The brand is named after a lagoon in Iceland filled with a combination of fresh and sea water loaded with minerals and microorganisms in a whitish silica soup naturally heated to between 103 and 107 degrees. The lagoon, which has become the site of a spa, is adjacent to a geothermal power plant, located between the airport and Reykjavik, the capital.
The health benefits started to become known in the late Seventies when a night watchman at the power plant began bathing in the waters to ease his psoriasis, and it became a popular nightspot with his friends, according to Sigurdur Thorsteinsson, managing director of Blue Lagoon Skincare. A clinic was founded in 1994 and a line of treatment products was introduced the following year. A spa line was launched between 1998 and 1999. The lagoon complex now draws 400,000 visitors a year.
According to Thorsteinsson, 200 different microorganisms live in the water, 160 of them not identified as existing anywhere else. The skin care products were formulated with silica, thought to strengthen the skin's natural barrier against the elements, plus two species of algae, each of which are said to contribute to the health of the skin's collagen layer, and minerals.
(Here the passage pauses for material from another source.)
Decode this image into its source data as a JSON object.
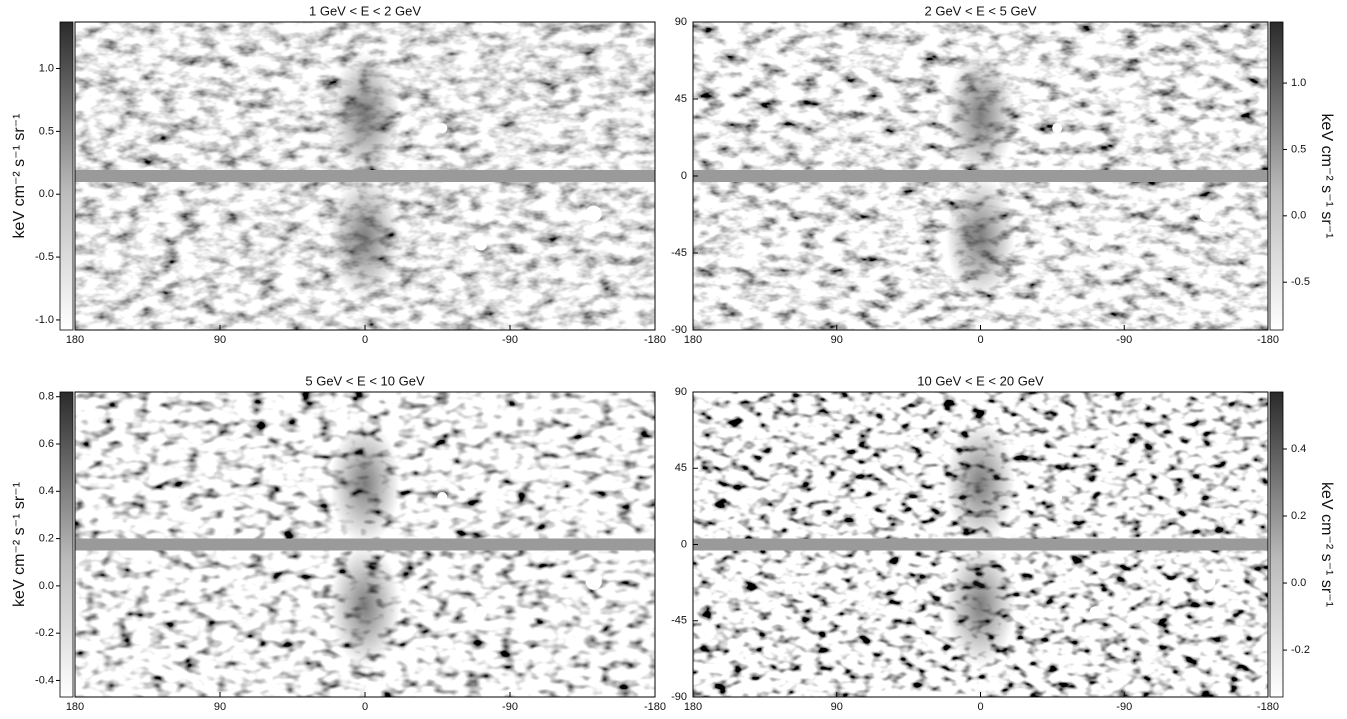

One species of algae is suspected of slowing down the degradation of collagen and the other of blunting the consequences of UV radiation, Thorsteinsson said, adding that the other species of algae is thought to spur collagen regeneration. Meanwhile, the minerals have been added for skin rejuvenation.
Exactly how the thermal water works is under study. Thorsteinsson noted that professor Jean Krutmann at the Heinrich Heine University in Düsseldorf is researching the bioactive molecules from the Blue Lagoon. The results are expected to be published within the next few months.
The 10-item facial skin care line includes a 5.1-oz. cleanser, priced at $65; a 6.8-oz. silica mud mask for $125; a 0.5-oz. antiaging eye cream for $125; a 1.7-oz. night cream for $170, and a 1-oz. night serum for $185.